Газета выпала из рук Прюданс; у нее подкашивались ноги; она опять могла жить, а ведь, по ее словам, ей и хлеб стал горек с того дня, как ей пригрозил Дюрю.
– Ты видишь, я сдержал свое слово. Потребовалось четыре года, чтобы упала голова Дюрю, пойманного в западню…Так вот, выполнив мое поручение, ты можешь стать хозяйкой маленького предприятия у себя на родине, с состоянием в двадцать тысяч франков, и женой Паккара, которому я разрешаю вернуться к добродетели, выйдя в отставку.
Европа схватила газету и с жадностью стала читать сообщение о казни каторжников, описанной со всеми подробностями, на которые последние двадцать лет не скупятся газеты: величественное зрелище, неизменный священник, напутствующий раскаявшегося разбойника, злодей, увещевающий своих бывших товарищей, наведенные дула ружей, коленопреклоненные каторжники; затем пошлые рассуждения, бессильные что‑либо изменить в режиме каторжных тюрем, где кишат восемнадцать тысяч преступлений.
– Надобно устроить Азию на старое место… – сказал Карлос.
Азия подошла, ровно ничего не понимая в пантомиме Европы.
– …чтобы она снова стала здесь кухаркой. Вы сперва угостите барона обедом, какого он не едал отроду, – продолжал он, – потом скажите ему, что Азия проиграла все свои деньги и опять пошла в услужение. Гайдук нам не потребуется, и Паккар станет кучером; кучер не покидает козел, он там недосягаем и менее всего привлечет внимание шпионов. Мадам прикажет ему носить пудреный парик, треуголку из толстого фетра, обшитого галуном: наряд его преобразит, к тому же я его загримирую.
– У нас будут и другие слуги? – спросила Азия, поводя раскосыми глазами.
– У нас будут честные люди, – отвечал Карлос.
– Все они слабоумные! – заметила мулатка.
– Если барон снимет особняк, привратником может быть дружок Паккара, – продолжал Карлос. – Нам еще потребуются лишь лакей да судомойка, и вы отлично уследите за этими двумя посторонними.
В ту минуту, когда Карлос хотел уходить, вошел Паккар.
– Оставайтесь тут. На улице народ, – сказал гайдук.
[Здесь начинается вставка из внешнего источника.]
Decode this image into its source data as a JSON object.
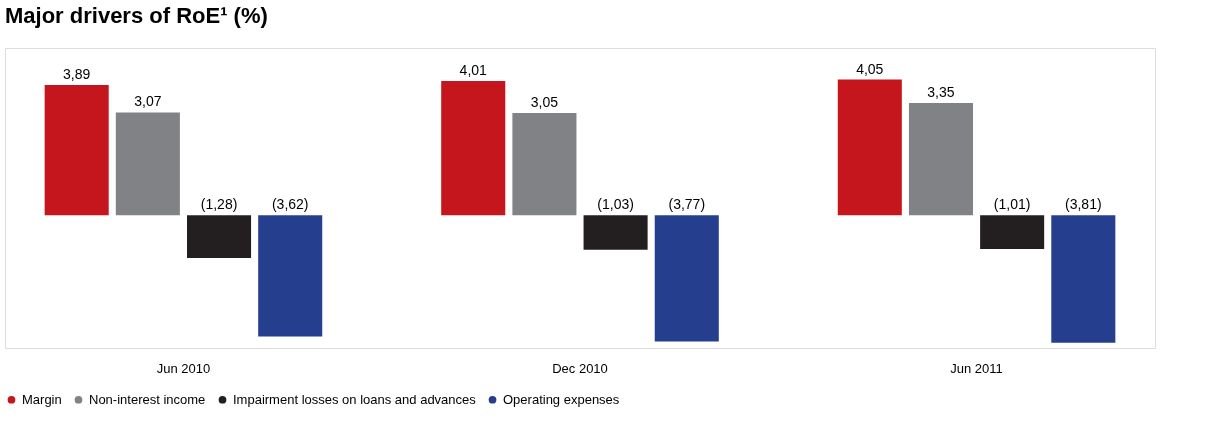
{
  "chart_data": {
    "type": "bar",
    "title": "Major drivers of RoE¹ (%)",
    "categories": [
      "Jun 2010",
      "Dec 2010",
      "Jun 2011"
    ],
    "series": [
      {
        "name": "Margin",
        "color": "#c4161c",
        "values": [
          3.89,
          4.01,
          4.05
        ],
        "value_labels": [
          "3,89",
          "4,01",
          "4,05"
        ]
      },
      {
        "name": "Non-interest income",
        "color": "#808285",
        "values": [
          3.07,
          3.05,
          3.35
        ],
        "value_labels": [
          "3,07",
          "3,05",
          "3,35"
        ]
      },
      {
        "name": "Impairment losses on loans and advances",
        "color": "#231f20",
        "values": [
          -1.28,
          -1.03,
          -1.01
        ],
        "value_labels": [
          "(1,28)",
          "(1,03)",
          "(1,01)"
        ]
      },
      {
        "name": "Operating expenses",
        "color": "#253f8e",
        "values": [
          -3.62,
          -3.77,
          -3.81
        ],
        "value_labels": [
          "(3,62)",
          "(3,77)",
          "(3,81)"
        ]
      }
    ],
    "legend": "bottom left"
  }
}
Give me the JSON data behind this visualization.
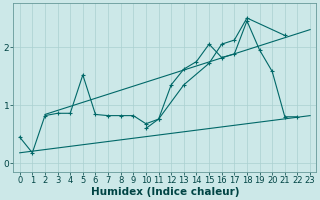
{
  "bg_color": "#cce8e8",
  "grid_color": "#aad0d0",
  "line_color": "#006868",
  "xlabel": "Humidex (Indice chaleur)",
  "xlabel_fontsize": 7.5,
  "tick_fontsize": 6,
  "yticks": [
    0,
    1,
    2
  ],
  "xlim": [
    -0.5,
    23.5
  ],
  "ylim": [
    -0.15,
    2.75
  ],
  "x_values": [
    0,
    1,
    2,
    3,
    4,
    5,
    6,
    7,
    8,
    9,
    10,
    11,
    12,
    13,
    14,
    15,
    16,
    17,
    18,
    19,
    20,
    21,
    22,
    23
  ],
  "series1": [
    0.45,
    0.18,
    0.82,
    0.86,
    0.86,
    1.52,
    0.84,
    0.82,
    0.82,
    0.82,
    0.68,
    0.76,
    1.35,
    1.62,
    1.75,
    2.05,
    1.82,
    1.88,
    2.45,
    1.95,
    1.58,
    0.8,
    0.8,
    null
  ],
  "series2_x": [
    10,
    11,
    13,
    15,
    16,
    17,
    18,
    21
  ],
  "series2_y": [
    0.6,
    0.76,
    1.35,
    1.72,
    2.05,
    2.12,
    2.5,
    2.2
  ],
  "line1_x": [
    0,
    23
  ],
  "line1_y": [
    0.18,
    0.82
  ],
  "line2_x": [
    2,
    23
  ],
  "line2_y": [
    0.84,
    2.3
  ],
  "xtick_labels": [
    "0",
    "1",
    "2",
    "3",
    "4",
    "5",
    "6",
    "7",
    "8",
    "9",
    "10",
    "11",
    "12",
    "13",
    "14",
    "15",
    "16",
    "17",
    "18",
    "19",
    "20",
    "21",
    "22",
    "23"
  ]
}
Эти простые слова имели страшный смысл. Карлос поднялся в комнату Европы и пробыл там, покуда за ним не воротился Паккар в наемной карете, въехавшей прямо во двор. Карлос опустил занавески, и карета тронулась со скоростью, которая расстроила бы любую погоню. Прибыв в поместье Сент‑Антуан, он вышел из кареты неподалеку от стоянки фиакров, пешком дошел до первого фиакра и воротился на набережную Малакэ, ускользнув таким образом от любопытствующих.
– Послушай‑ка, мальчик, – сказал он Люсьену, показывая ему четыреста билетов по тысяче франков, – тут, я надеюсь, хватит на задаток за землю де Рюбампре. Но мы все же рискнем сотней тысяч из этих денег. Собираются пустить по городу омнибусы; парижане увлекаются новинкой, и в три месяца мы утроим наш золотой запас. Я в курсе дела: акционерам дадут на их пай отличные дивиденды, чтобы повысить интерес к акциям. Это затея Нусингена. Восстанавливая владения де Рюбампре, мы не заплатим сразу всей суммы. Повидайся с де Люпо, проси его рекомендовать тебя адвокату по имени Дерош; поезжай к нему в контору и предложи этой продувной бестии поехать в Рюбампре изучить местность. Пообещаещь двадцать тысяч франков, если он сумеет, скупив за восемьсот тысяч франков земли вокруг развалин замка, составить тебе тридцать тысяч ренты.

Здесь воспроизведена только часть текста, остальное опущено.